Some financial commentators have speculated that the ruble's plunge — it has dropped 44 percent against the dollar so far this year — will lead the Central Bank of Russia to sell some of its gold reserves and use the proceeds to buoy its currency.
But don't hold your breath, says Adrian Ash, head of research at online gold market BullionVault.com.
Thus far this year, Russia's central bank has actually represented the world’s largest acquirer of gold, he notes, pushing its holdings to 1,188 metric tons, its largest horde in 100 years. Those reserves are worth more than $45 billion at the current gold price of $1,196 an ounce.

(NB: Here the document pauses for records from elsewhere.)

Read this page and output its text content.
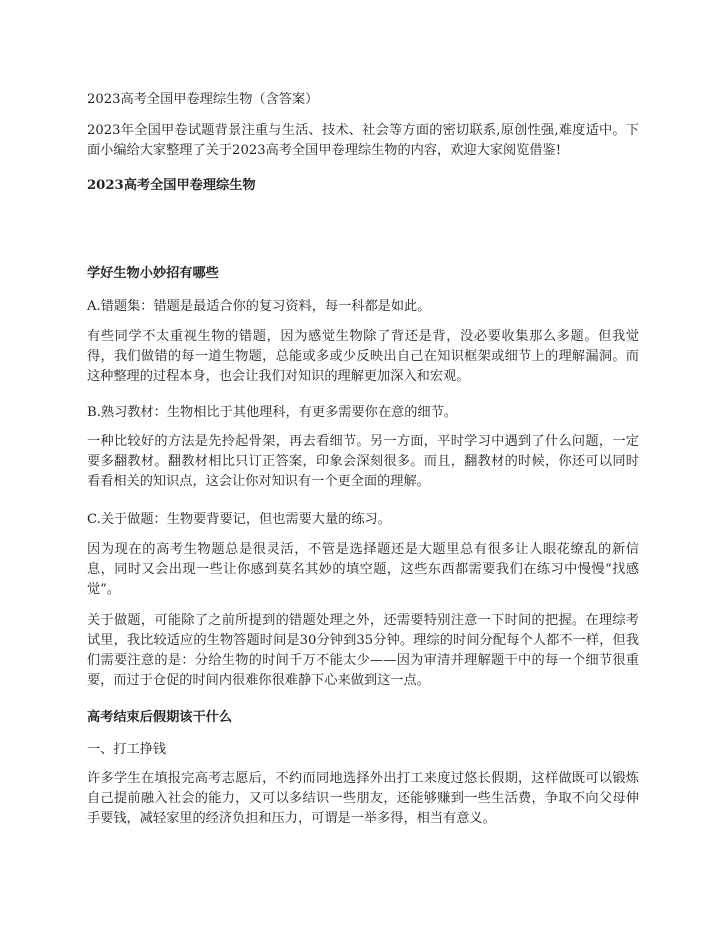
2023高考全国甲卷理综生物（含答案）
2023年全国甲卷试题背景注重与生活、技术、社会等方面的密切联系,原创性强,难度适中。下面小编给大家整理了关于2023高考全国甲卷理综生物的内容，欢迎大家阅览借鉴!
2023高考全国甲卷理综生物
学好生物小妙招有哪些
A.错题集：错题是最适合你的复习资料，每一科都是如此。
有些同学不太重视生物的错题，因为感觉生物除了背还是背，没必要收集那么多题。但我觉得，我们做错的每一道生物题，总能或多或少反映出自己在知识框架或细节上的理解漏洞。而这种整理的过程本身，也会让我们对知识的理解更加深入和宏观。
B.熟习教材：生物相比于其他理科，有更多需要你在意的细节。
一种比较好的方法是先拎起骨架，再去看细节。另一方面，平时学习中遇到了什么问题，一定要多翻教材。翻教材相比只订正答案，印象会深刻很多。而且，翻教材的时候，你还可以同时看看相关的知识点，这会让你对知识有一个更全面的理解。
C.关于做题：生物要背要记，但也需要大量的练习。
因为现在的高考生物题总是很灵活，不管是选择题还是大题里总有很多让人眼花缭乱的新信息，同时又会出现一些让你感到莫名其妙的填空题，这些东西都需要我们在练习中慢慢“找感觉”。
关于做题，可能除了之前所提到的错题处理之外，还需要特别注意一下时间的把握。在理综考试里，我比较适应的生物答题时间是30分钟到35分钟。理综的时间分配每个人都不一样，但我们需要注意的是：分给生物的时间千万不能太少——因为审清并理解题干中的每一个细节很重要，而过于仓促的时间内很难你很难静下心来做到这一点。
高考结束后假期该干什么
一、打工挣钱
许多学生在填报完高考志愿后，不约而同地选择外出打工来度过悠长假期，这样做既可以锻炼自己提前融入社会的能力，又可以多结识一些朋友，还能够赚到一些生活费，争取不向父母伸手要钱，减轻家里的经济负担和压力，可谓是一举多得，相当有意义。
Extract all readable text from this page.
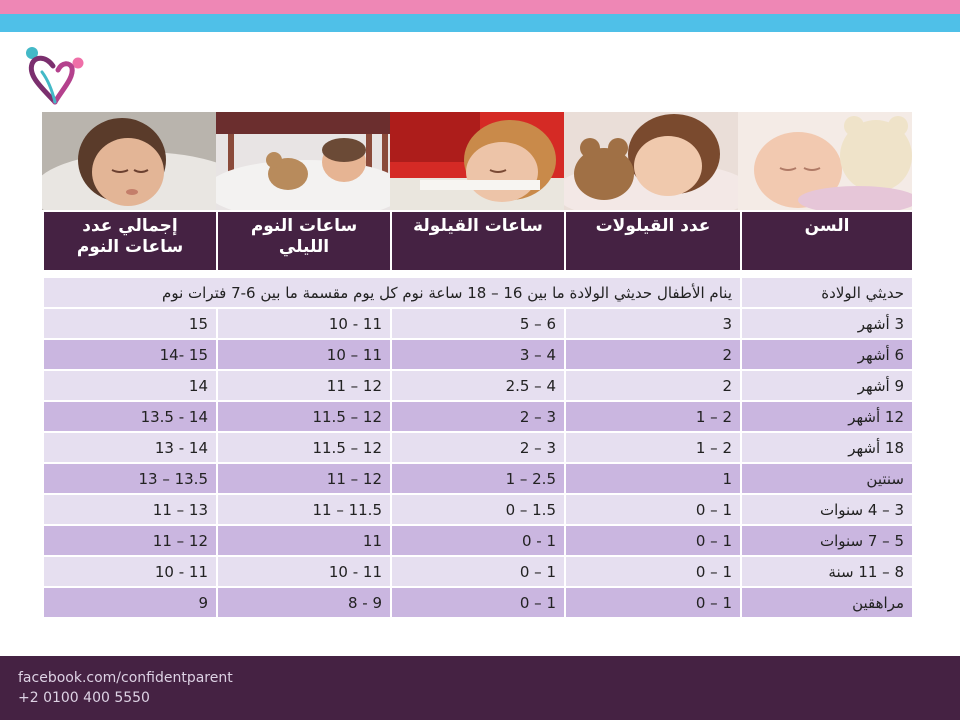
السن	عدد القيلولات	ساعات القيلولة	ساعات النوم الليلي	إجمالي عدد ساعات النوم

حديثي الولادة	ينام الأطفال حديثي الولادة ما بين 16 – 18 ساعة نوم كل يوم مقسمة ما بين 6-7 فترات نوم			
3 أشهر	3	5 – 6	10 - 11	15
6 أشهر	2	3 – 4	10 – 11	14- 15
9 أشهر	2	2.5 – 4	11 – 12	14
12 أشهر	1 – 2	2 – 3	11.5 – 12	13.5 - 14
18 أشهر	1 – 2	2 – 3	11.5 – 12	13 - 14
سنتين	1	1 – 2.5	11 – 12	13 – 13.5
3 – 4 سنوات	0 – 1	0 – 1.5	11 – 11.5	11 – 13
5 – 7 سنوات	0 – 1	0 - 1	11	11 – 12
8 – 11 سنة	0 – 1	0 – 1	10 - 11	10 - 11
مراهقين	0 – 1	0 – 1	8 - 9	9
facebook.com/confidentparent
+2 0100 400 5550
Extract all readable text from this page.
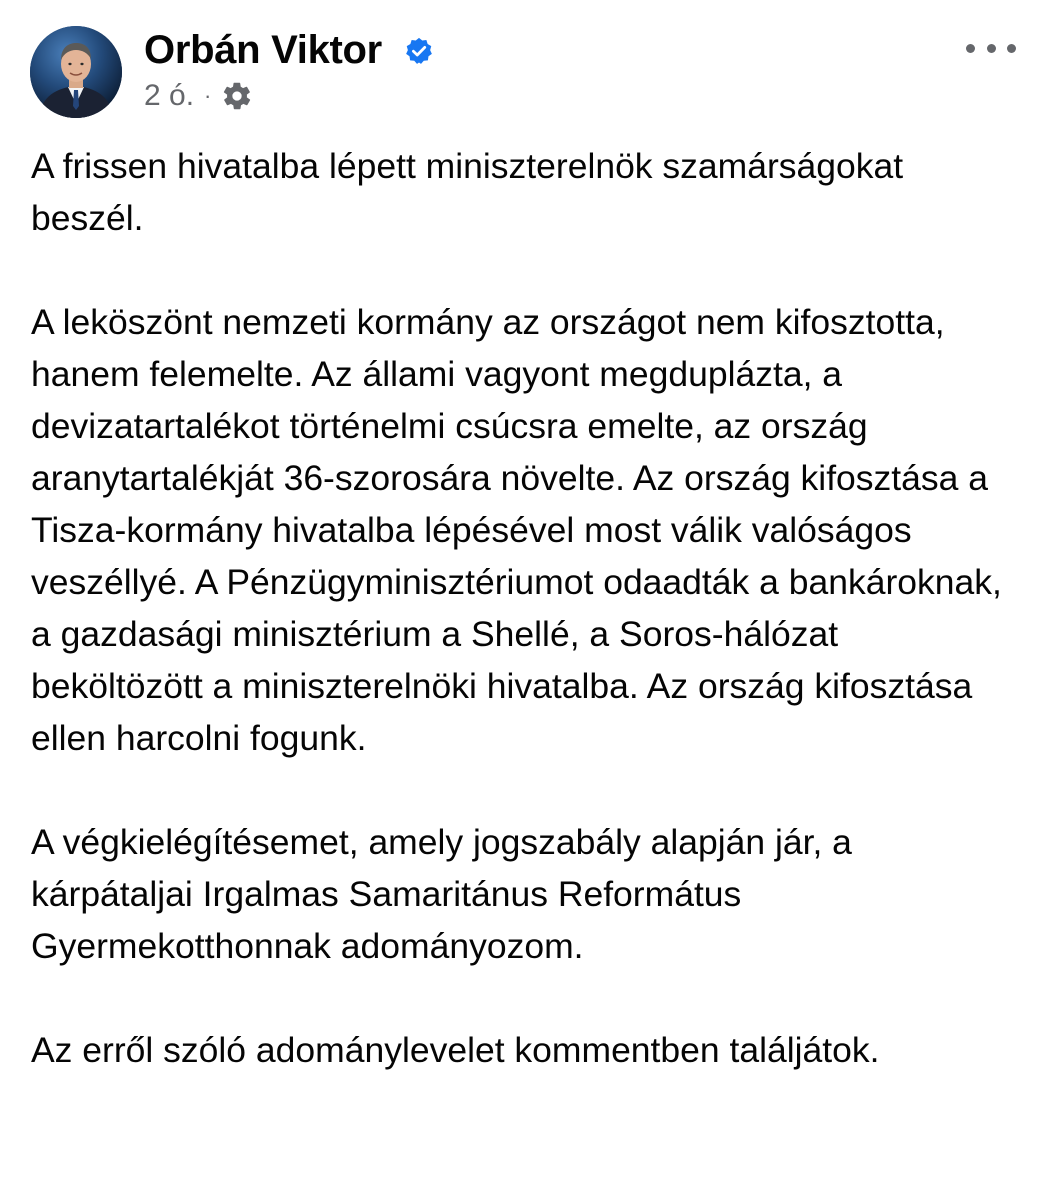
Orbán Viktor
2 ó. ·

A frissen hivatalba lépett miniszterelnök szamárságokat beszél.

A leköszönt nemzeti kormány az országot nem kifosztotta, hanem felemelte. Az állami vagyont megduplázta, a devizatartalékot történelmi csúcsra emelte, az ország aranytartalékját 36-szorosára növelte. Az ország kifosztása a Tisza-kormány hivatalba lépésével most válik valóságos veszéllyé. A Pénzügyminisztériumot odaadták a bankároknak, a gazdasági minisztérium a Shellé, a Soros-hálózat beköltözött a miniszterelnöki hivatalba. Az ország kifosztása ellen harcolni fogunk.

A végkielégítésemet, amely jogszabály alapján jár, a kárpátaljai Irgalmas Samaritánus Református Gyermekotthonnak adományozom.

Az erről szóló adománylevelet kommentben találjátok.
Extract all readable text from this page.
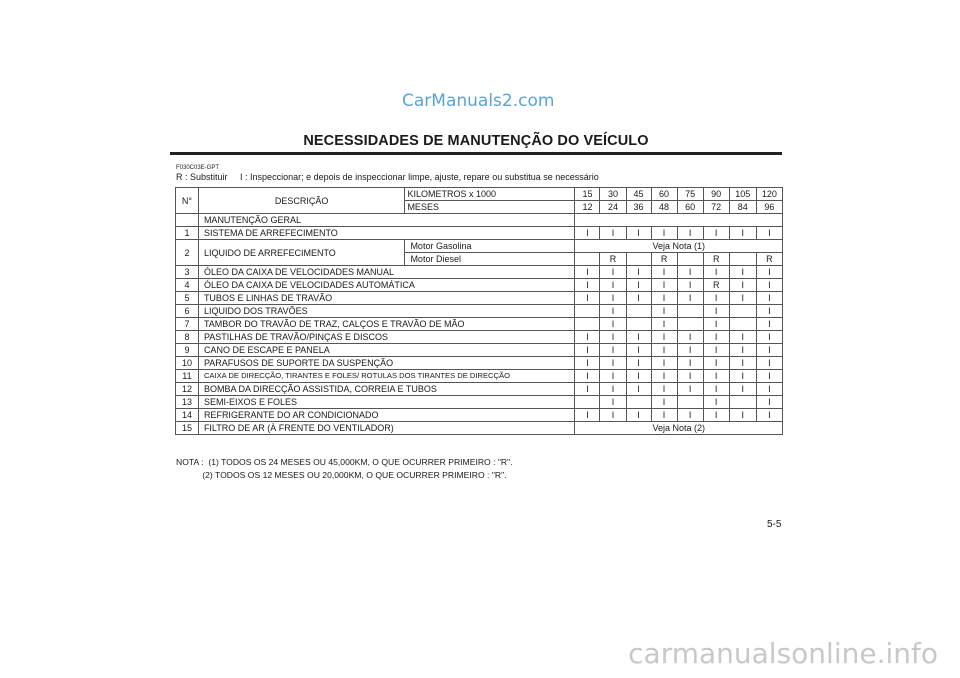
CarManuals2.com
NECESSIDADES DE MANUTENÇÃO DO VEÍCULO
F030C03E-GPT
R : Substituir I : Inspeccionar; e depois de inspeccionar limpe, ajuste, repare ou substitua se necessário
N°	DESCRIÇÃO	KILOMETROS x 1000	15	30	45	60	75	90	105	120
		MESES	12	24	36	48	60	72	84	96
	MANUTENÇÃO GERAL									
1	SISTEMA DE ARREFECIMENTO		I	I	I	I	I	I	I	I
2	LIQUIDO DE ARREFECIMENTO	Motor Gasolina	Veja Nota (1)							
		Motor Diesel		R		R		R		R
3	ÓLEO DA CAIXA DE VELOCIDADES MANUAL		I	I	I	I	I	I	I	I
4	ÓLEO DA CAIXA DE VELOCIDADES AUTOMÁTICA		I	I	I	I	I	R	I	I
5	TUBOS E LINHAS DE TRAVÃO		I	I	I	I	I	I	I	I
6	LIQUIDO DOS TRAVÕES			I		I		I		I
7	TAMBOR DO TRAVÃO DE TRAZ, CALÇOS E TRAVÃO DE MÃO			I		I		I		I
8	PASTILHAS DE TRAVÃO/PINÇAS E DISCOS		I	I	I	I	I	I	I	I
9	CANO DE ESCAPE E PANELA		I	I	I	I	I	I	I	I
10	PARAFUSOS DE SUPORTE DA SUSPENÇÃO		I	I	I	I	I	I	I	I
11	CAIXA DE DIRECÇÃO, TIRANTES E FOLES/ ROTULAS DOS TIRANTES DE DIRECÇÃO		I	I	I	I	I	I	I	I
12	BOMBA DA DIRECÇÃO ASSISTIDA, CORREIA E TUBOS		I	I	I	I	I	I	I	I
13	SEMI-EIXOS E FOLES			I		I		I		I
14	REFRIGERANTE DO AR CONDICIONADO		I	I	I	I	I	I	I	I
15	FILTRO DE AR (À FRENTE DO VENTILADOR)		Veja Nota (2)							
NOTA : (1) TODOS OS 24 MESES OU 45,000KM, O QUE OCURRER PRIMEIRO : "R".
(2) TODOS OS 12 MESES OU 20,000KM, O QUE OCURRER PRIMEIRO : "R".
5-5
carmanualsonline.info
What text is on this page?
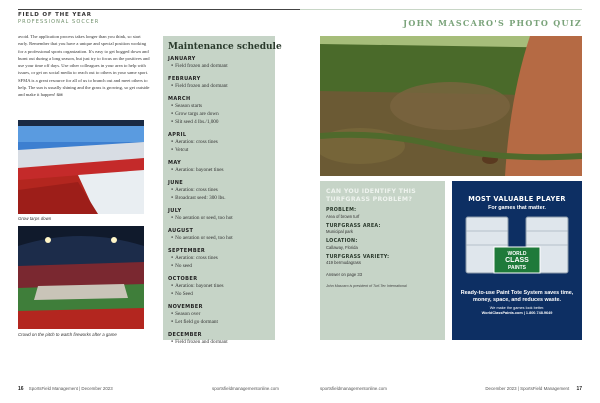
FIELD OF THE YEAR
PROFESSIONAL SOCCER	JOHN MASCARO'S PHOTO QUIZ
avoid. The application process takes longer than you think, so start early. Remember that you have a unique and special position working for a professional sports organization. It's easy to get bogged down and burnt out during a long season, but just try to focus on the positives and use your time off days. Use other colleagues in your area to help with issues, or get on social media to reach out to others in your same sport. SFMA is a great resource for all of us to branch out and meet others to help. The sun is usually shining and the grass is growing, so get outside and make it happen! SM
Grow tarps down
Crowd on the pitch to watch fireworks after a game
Maintenance schedule
JANUARY
● Field frozen and dormant
FEBRUARY
● Field frozen and dormant
MARCH
● Season starts
● Grow targs are down
● Slit seed 4 lbs./1,000
APRIL
● Aeration: cross tines
● Vetcut
MAY
● Aeration: bayonet tines
JUNE
● Aeration: cross tines
● Broadcast seed: 300 lbs.
JULY
● No aeration or seed, too hot
AUGUST
● No aeration or seed, too hot
SEPTEMBER
● Aeration: cross tines
● No seed
OCTOBER
● Aeration: bayonet tines
● No Seed
NOVEMBER
● Season over
● Let field go dormant
DECEMBER
● Field frozen and dormant
CAN YOU IDENTIFY THIS TURFGRASS PROBLEM?
PROBLEM:
Area of brown turf
TURFGRASS AREA:
Municipal park
LOCATION:
Callaway, Florida
TURFGRASS VARIETY:
419 bermudagrass
Answer on page 33
John Mascaro is president of Turf-Tec International
MOST VALUABLE PLAYER
For games that matter.
WORLD
CLASS
PAINTS
Ready-to-use Paint Tote System saves time, money, space, and reduces waste.
We make the games look better.
WorldClassPaints.com | 1.800.748.9649
16 SportsField Management | December 2023	sportsfieldmanagementonline.com	sportsfieldmanagementonline.com	December 2023 | SportsField Management 17
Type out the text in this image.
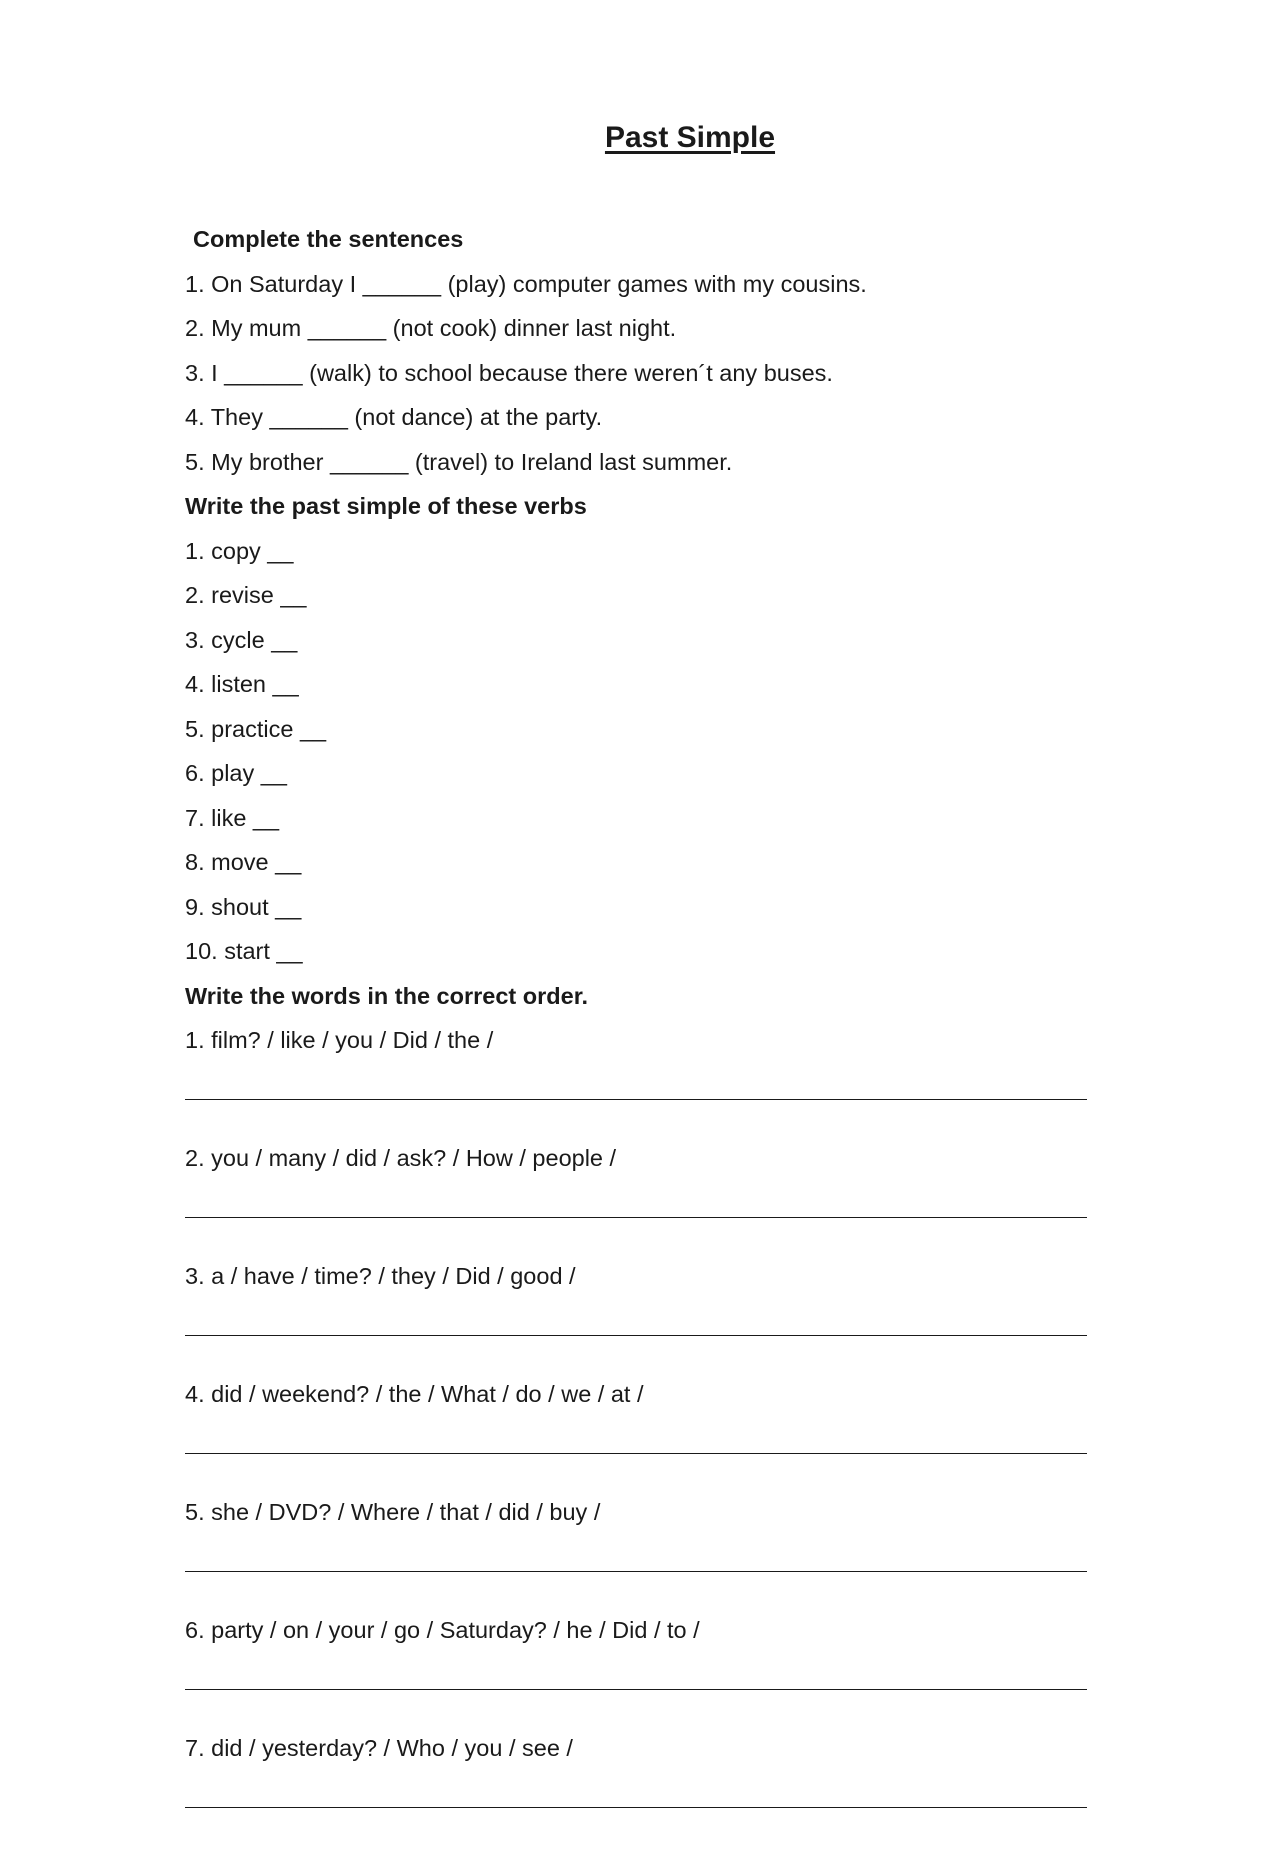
Past Simple
Complete the sentences
1. On Saturday I ______ (play) computer games with my cousins.
2. My mum ______ (not cook) dinner last night.
3. I ______ (walk) to school because there weren´t any buses.
4. They ______ (not dance) at the party.
5. My brother ______ (travel) to Ireland last summer.
Write the past simple of these verbs
1. copy __
2. revise __
3. cycle __
4. listen __
5. practice __
6. play __
7. like __
8. move __
9. shout __
10. start __
Write the words in the correct order.
1. film? / like / you / Did / the /
2. you / many / did / ask? / How / people /
3. a / have / time? / they / Did / good /
4. did / weekend? / the / What / do / we / at /
5. she / DVD? / Where / that / did / buy /
6. party / on / your / go / Saturday? / he / Did / to /
7. did / yesterday? / Who / you / see /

"In reality, the CBR was still adding gold in November, and the odds are very slim that it will dare sell any gold yet, much less report it to the world,"
Ash writes on Forbes.com.
"First because there is another state-owned stockpile of precious metals to get through first, palladium. Second because even cold cash is unlikely to trump the political value of Russia’s gold reserves."
Other experts agree with Ash.
"I cannot imagine at all that Russia has sold gold or would sell gold, unless its foreign-exchange reserve are depleted," Carsten Fritsch, an analyst at Commerzbank,
told Bloomberg.
"Gold is the final bullet, because gold is a store of value and outside of the dollar system and not subject to sanctions."